My lack of self-care wasn’t even picked on when I was first assessed by a psychiatrist. Maybe he did notice I smelled, or maybe that particular day my body odor wasn’t too bad or I’d had a shower. If he did notice, he didn’t tell me so or write it in the report. Neither did any of the next so many psychiatrists and psychologists I had. I only found out that my psychologist at the resocialization unit in Nijmegen had noticed because it was written in my long-term care application at the time, that I didn’t get to see until we applied again last year.

As for brushing my teeth, I hated toothpaste. I still do, but at age 18, finally forced myself to use it. I never brushed my teeth properly until I got an electric toothbrush for my birthday this year. Now I’m still not sure I do it right, but I at least brush for the required two minutes. Interestingly, the elctric toothbrush is less horrible sensorially than the handheld one.

I find it interesting that, though lack of personal hygiene is part of an assessment of mental functioning, so few mental health practitioners take the time to discuss it with their patients. Like, when I was in the mental hospital, no-one offered to teach me personal hygiene. Not even when the dentist recommended I get help brushing my teeth. They said it was my responsibility. I really hope that, when I’m in a care facility for people with developmental disabilities, that will change.

Working On Us Prompt: Pets and Emotional Support Animals for Mental Health

This week’s Working On Us prompt is all about pets and emotional support animals. There are several questions to answer as a prompt or you can write a narrative. I am going to go with the latter, but also incorporate the questions into my post.

I have never had a formal emotional support animal. I do hope to get a guide dog for the blind somedday that will hopefully be in some ways capable of supporting me emotionally too. I know of several people with guide dogs who feel their dogs serve them a purpose related to their mental health too.

For now, I have a cat. His name is Barry and he’s a six-year-old European shorthair (the “standard” breed for Dutch cats). We adopted him from the animal shelter my mother-in-law and sister-in-law work for in 2014. At the time, we had another cat too named Harry, but Harry was extremely hyperactive. We hoped that a companion for him would help him let out his hyperness in a healthy way. Barry however couldn’t handle it, so eventually we rehomed Harry to my sister-in-law.
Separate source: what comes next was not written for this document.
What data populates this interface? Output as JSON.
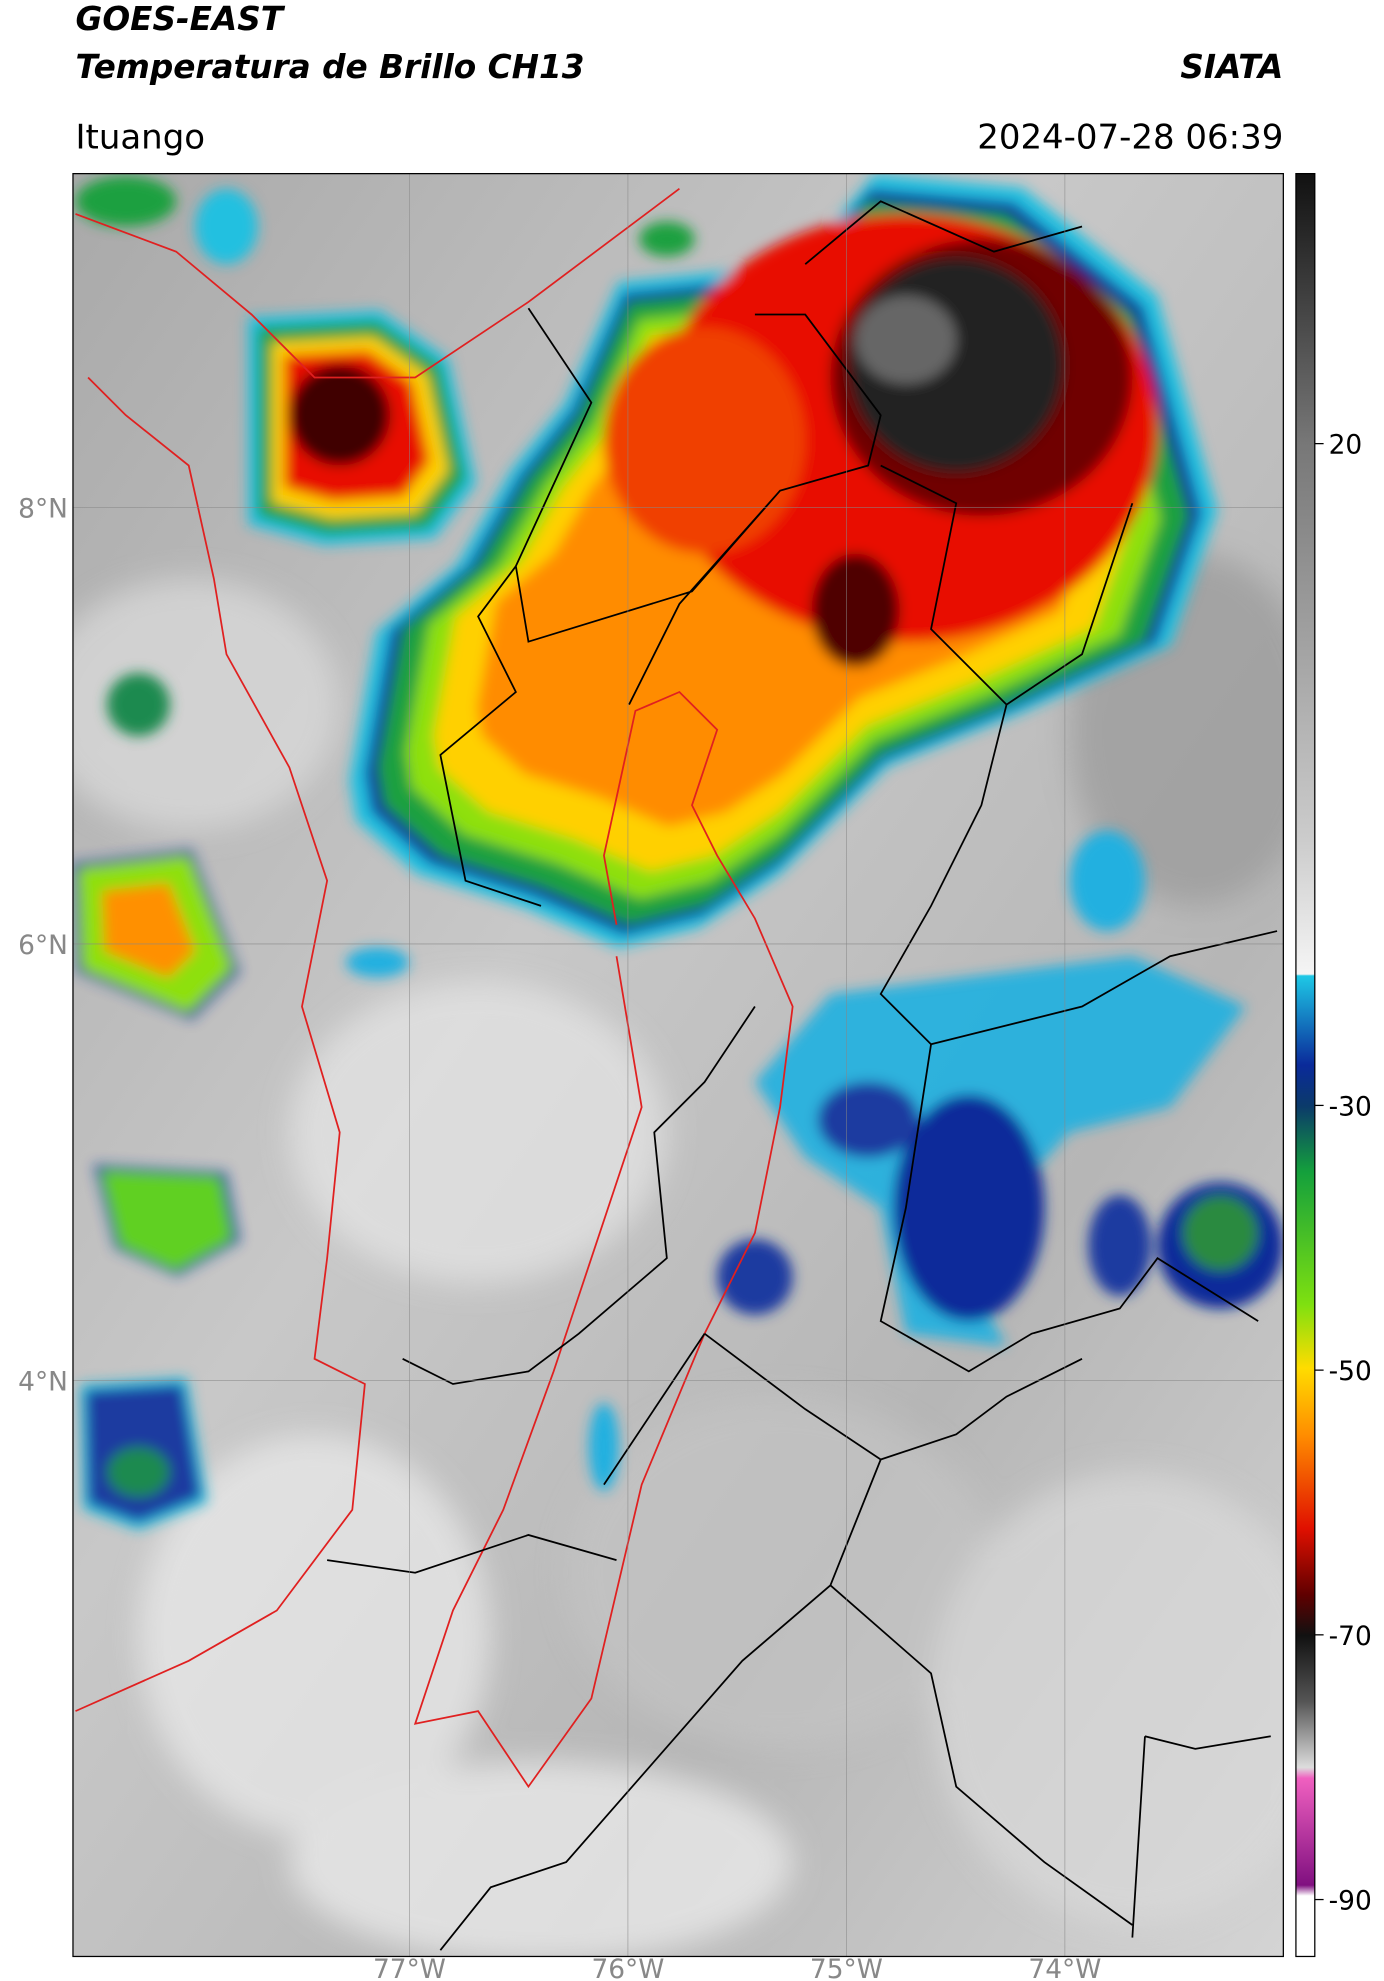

I never quite bonded with Harry. I was always worried he’d shove my Braille display or other expensive equipment off my desk if he got the chance. At the time, I still resided in the mental hospital so only got home on week-ends. I really didn’t like Harry to be honest.

With Barry, I initially didn’t bond well either. Barry was very shy and reserved to begin with. I remember clearly when Barry first came to me for a cuddle.
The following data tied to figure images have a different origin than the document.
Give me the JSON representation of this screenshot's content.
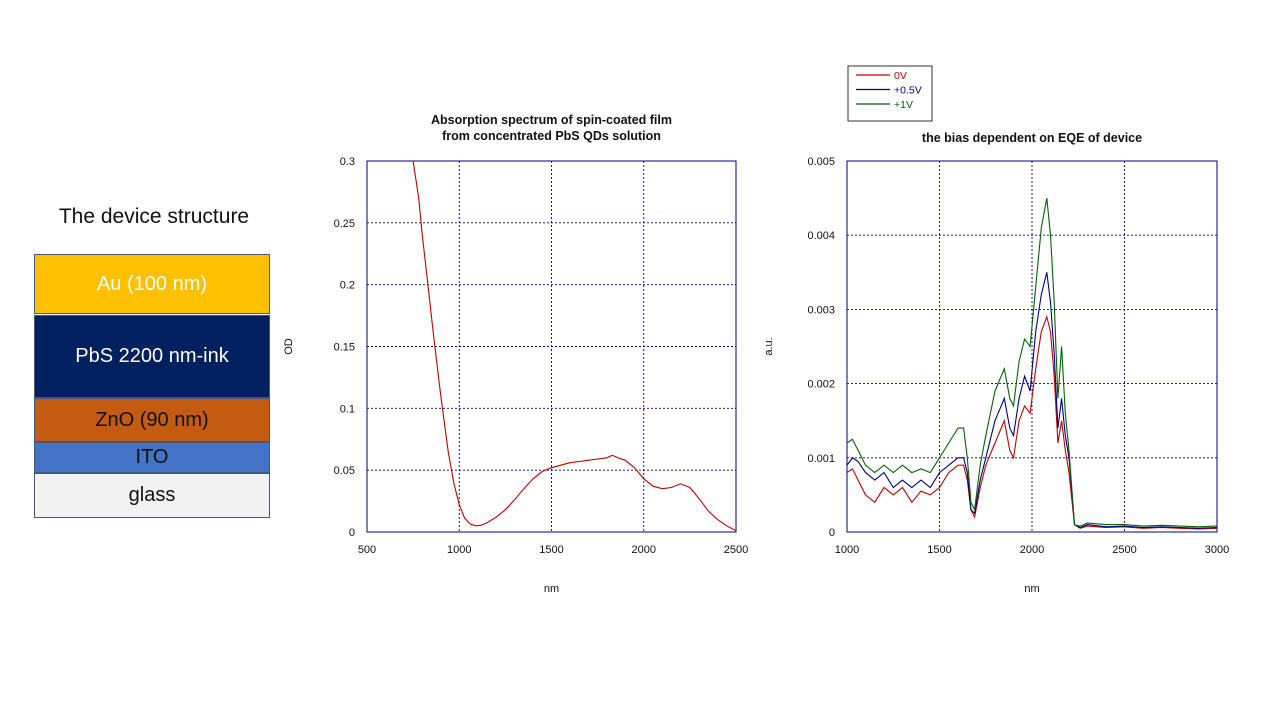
{
  "device": {
    "title": "The device structure",
    "layers": [
      {
        "label": "Au (100 nm)",
        "color": "#FFC000",
        "text_color": "#FFFFFF"
      },
      {
        "label": "PbS 2200 nm-ink",
        "color": "#002060",
        "text_color": "#FFFFFF"
      },
      {
        "label": "ZnO (90 nm)",
        "color": "#C55A11",
        "text_color": "#111111"
      },
      {
        "label": "ITO",
        "color": "#4472C4",
        "text_color": "#111111"
      },
      {
        "label": "glass",
        "color": "#F2F2F2",
        "text_color": "#111111"
      }
    ]
  },
  "chart_data": [
    {
      "type": "line",
      "title": "Absorption spectrum of spin-coated film\nfrom concentrated PbS QDs solution",
      "xlabel": "nm",
      "ylabel": "OD",
      "xlim": [
        500,
        2500
      ],
      "ylim": [
        0,
        0.3
      ],
      "xticks": [
        500,
        1000,
        1500,
        2000,
        2500
      ],
      "yticks": [
        0,
        0.05,
        0.1,
        0.15,
        0.2,
        0.25,
        0.3
      ],
      "ytick_labels": [
        "0",
        "0.05",
        "0.1",
        "0.15",
        "0.2",
        "0.25",
        "0.3"
      ],
      "grid": true,
      "series": [
        {
          "color": "#C00000",
          "x": [
            750,
            780,
            800,
            830,
            860,
            900,
            940,
            970,
            1000,
            1030,
            1060,
            1090,
            1120,
            1150,
            1200,
            1250,
            1300,
            1350,
            1400,
            1450,
            1500,
            1550,
            1600,
            1650,
            1700,
            1750,
            1800,
            1830,
            1860,
            1900,
            1950,
            2000,
            2050,
            2100,
            2150,
            2200,
            2250,
            2300,
            2350,
            2400,
            2450,
            2500
          ],
          "y": [
            0.3,
            0.27,
            0.24,
            0.2,
            0.16,
            0.11,
            0.065,
            0.04,
            0.022,
            0.011,
            0.0065,
            0.005,
            0.0055,
            0.0075,
            0.012,
            0.018,
            0.026,
            0.035,
            0.043,
            0.049,
            0.052,
            0.054,
            0.056,
            0.057,
            0.058,
            0.059,
            0.06,
            0.062,
            0.06,
            0.058,
            0.052,
            0.043,
            0.037,
            0.035,
            0.036,
            0.039,
            0.036,
            0.027,
            0.017,
            0.01,
            0.005,
            0.001
          ]
        }
      ]
    },
    {
      "type": "line",
      "title": "the bias dependent on EQE of device",
      "xlabel": "nm",
      "ylabel": "a.u.",
      "xlim": [
        1000,
        3000
      ],
      "ylim": [
        0,
        0.005
      ],
      "xticks": [
        1000,
        1500,
        2000,
        2500,
        3000
      ],
      "yticks": [
        0,
        0.001,
        0.002,
        0.003,
        0.004,
        0.005
      ],
      "ytick_labels": [
        "0",
        "0.001",
        "0.002",
        "0.003",
        "0.004",
        "0.005"
      ],
      "grid": true,
      "legend_position": "top-left, outside plot",
      "series": [
        {
          "name": "0V",
          "color": "#C00000",
          "x": [
            1000,
            1030,
            1060,
            1100,
            1150,
            1200,
            1250,
            1300,
            1350,
            1400,
            1450,
            1500,
            1550,
            1600,
            1630,
            1650,
            1670,
            1690,
            1720,
            1750,
            1800,
            1850,
            1880,
            1900,
            1930,
            1960,
            1990,
            2020,
            2050,
            2080,
            2100,
            2120,
            2140,
            2160,
            2180,
            2200,
            2230,
            2260,
            2300,
            2400,
            2500,
            2600,
            2700,
            2800,
            2900,
            3000
          ],
          "y": [
            0.0008,
            0.00085,
            0.0007,
            0.0005,
            0.0004,
            0.0006,
            0.0005,
            0.0006,
            0.0004,
            0.00055,
            0.0005,
            0.0006,
            0.0008,
            0.0009,
            0.0009,
            0.0007,
            0.0003,
            0.0002,
            0.0006,
            0.0009,
            0.0012,
            0.0015,
            0.0011,
            0.001,
            0.0015,
            0.0017,
            0.0016,
            0.0022,
            0.0027,
            0.0029,
            0.0027,
            0.0021,
            0.0012,
            0.0015,
            0.0011,
            0.0008,
            0.0001,
            5e-05,
            8e-05,
            6e-05,
            7e-05,
            5e-05,
            6e-05,
            5e-05,
            4e-05,
            5e-05
          ]
        },
        {
          "name": "+0.5V",
          "color": "#000080",
          "x": [
            1000,
            1030,
            1060,
            1100,
            1150,
            1200,
            1250,
            1300,
            1350,
            1400,
            1450,
            1500,
            1550,
            1600,
            1630,
            1650,
            1670,
            1690,
            1720,
            1750,
            1800,
            1850,
            1880,
            1900,
            1930,
            1960,
            1990,
            2020,
            2050,
            2080,
            2100,
            2120,
            2140,
            2160,
            2180,
            2200,
            2230,
            2260,
            2300,
            2400,
            2500,
            2600,
            2700,
            2800,
            2900,
            3000
          ],
          "y": [
            0.0009,
            0.001,
            0.00095,
            0.0008,
            0.0007,
            0.0008,
            0.0006,
            0.0007,
            0.0006,
            0.0007,
            0.0006,
            0.0008,
            0.0009,
            0.001,
            0.001,
            0.0008,
            0.0003,
            0.00025,
            0.0007,
            0.001,
            0.0015,
            0.0018,
            0.0014,
            0.0013,
            0.0018,
            0.0021,
            0.0019,
            0.0027,
            0.0032,
            0.0035,
            0.0031,
            0.0024,
            0.0014,
            0.0018,
            0.0013,
            0.001,
            0.0001,
            6e-05,
            0.0001,
            7e-05,
            8e-05,
            6e-05,
            7e-05,
            6e-05,
            5e-05,
            6e-05
          ]
        },
        {
          "name": "+1V",
          "color": "#006400",
          "x": [
            1000,
            1030,
            1060,
            1100,
            1150,
            1200,
            1250,
            1300,
            1350,
            1400,
            1450,
            1500,
            1550,
            1600,
            1630,
            1650,
            1670,
            1690,
            1720,
            1750,
            1800,
            1850,
            1880,
            1900,
            1930,
            1960,
            1990,
            2020,
            2050,
            2080,
            2100,
            2120,
            2140,
            2160,
            2180,
            2200,
            2230,
            2260,
            2300,
            2400,
            2500,
            2600,
            2700,
            2800,
            2900,
            3000
          ],
          "y": [
            0.0012,
            0.00125,
            0.0011,
            0.0009,
            0.0008,
            0.0009,
            0.0008,
            0.0009,
            0.0008,
            0.00085,
            0.0008,
            0.001,
            0.0012,
            0.0014,
            0.0014,
            0.001,
            0.0004,
            0.0003,
            0.0009,
            0.0013,
            0.0019,
            0.0022,
            0.0018,
            0.0017,
            0.0023,
            0.0026,
            0.0025,
            0.0033,
            0.0041,
            0.0045,
            0.004,
            0.0031,
            0.0018,
            0.0025,
            0.0016,
            0.0011,
            0.0001,
            8e-05,
            0.00012,
            0.0001,
            0.0001,
            8e-05,
            9e-05,
            8e-05,
            7e-05,
            8e-05
          ]
        }
      ]
    }
  ]
}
Now that I live with my husband, I am Barry’s main feeder, so he’s taken more to me. As a result, he definitely supports me emotionally. He sometimes lies next to me in bed when I’m sleeping off a depressive state. His care also provides me with some much-needed structure. Barry isn’t an emotional support animal officially, but having him around definitely helps me sometimes.

In my opinion, any animal that can be kept as a pet can be an emotional support animal. So can farm animals. In 2005, I went cow-cuddling with the blindness rehabilitation center. I didn’t like it at the time, because I didn’t see the purpose. Now I would love to go cow-cuddling again.
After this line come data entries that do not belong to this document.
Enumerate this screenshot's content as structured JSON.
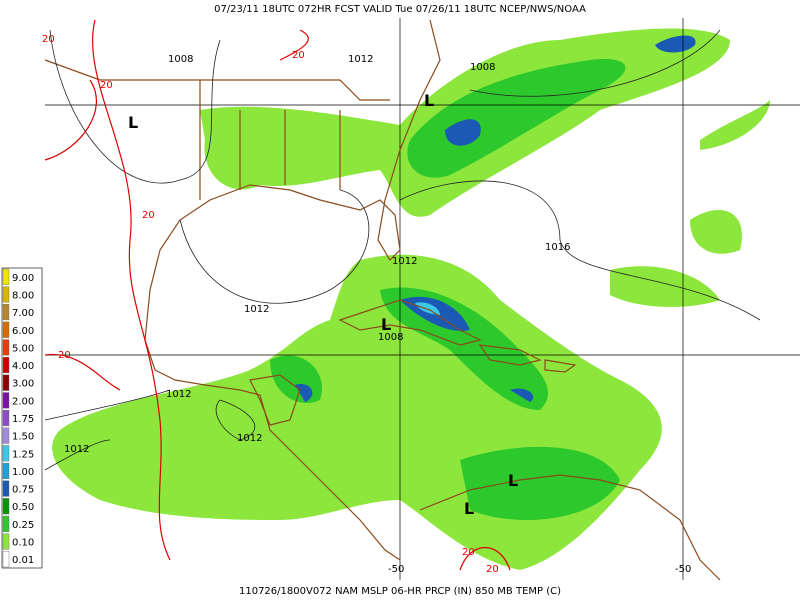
{
  "header": {
    "title": "07/23/11 18UTC  072HR  FCST VALID Tue 07/26/11 18UTC  NCEP/NWS/NOAA"
  },
  "footer": {
    "caption": "110726/1800V072 NAM MSLP 06-HR PRCP (IN) 850 MB TEMP (C)"
  },
  "legend": [
    {
      "label": "9.00",
      "color": "#f2e600"
    },
    {
      "label": "8.00",
      "color": "#d9b400"
    },
    {
      "label": "7.00",
      "color": "#b8862e"
    },
    {
      "label": "6.00",
      "color": "#d86a00"
    },
    {
      "label": "5.00",
      "color": "#e83c00"
    },
    {
      "label": "4.00",
      "color": "#c80000"
    },
    {
      "label": "3.00",
      "color": "#8c0000"
    },
    {
      "label": "2.00",
      "color": "#7a10a8"
    },
    {
      "label": "1.75",
      "color": "#8e4cc8"
    },
    {
      "label": "1.50",
      "color": "#a48ade"
    },
    {
      "label": "1.25",
      "color": "#3cc8e8"
    },
    {
      "label": "1.00",
      "color": "#1ea0dc"
    },
    {
      "label": "0.75",
      "color": "#1a5ab4"
    },
    {
      "label": "0.50",
      "color": "#009600"
    },
    {
      "label": "0.25",
      "color": "#2cc82c"
    },
    {
      "label": "0.10",
      "color": "#8ce63c"
    },
    {
      "label": "0.01",
      "color": "#ffffff"
    }
  ],
  "map": {
    "isobar_labels": [
      "1008",
      "1012",
      "1008",
      "1016",
      "1012",
      "1012",
      "1008",
      "1012",
      "1012",
      "1012"
    ],
    "isotherm_labels": [
      "20",
      "20",
      "20",
      "20",
      "20",
      "20",
      "20"
    ],
    "low_labels": [
      "L",
      "L",
      "L",
      "L",
      "L"
    ],
    "edge_labels": [
      "-50",
      "-50"
    ]
  }
}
Similarly, horses are definitely useful as therapy or support animals. As regular readers of my blog know, I go horseback riding at an adaptive riding school once a week. Though it isn’t officially therapeutic, it definitely helps my mood and overall mental health.

I also have experience caring for horses that I didn’t ride. In 2012, I went to a horse stable as part of my day activities. I had a horse there named Flame, a Shetlander, whom I often brushed, went for walks with or just cuddled. Flame could’ve been my emotional support animal.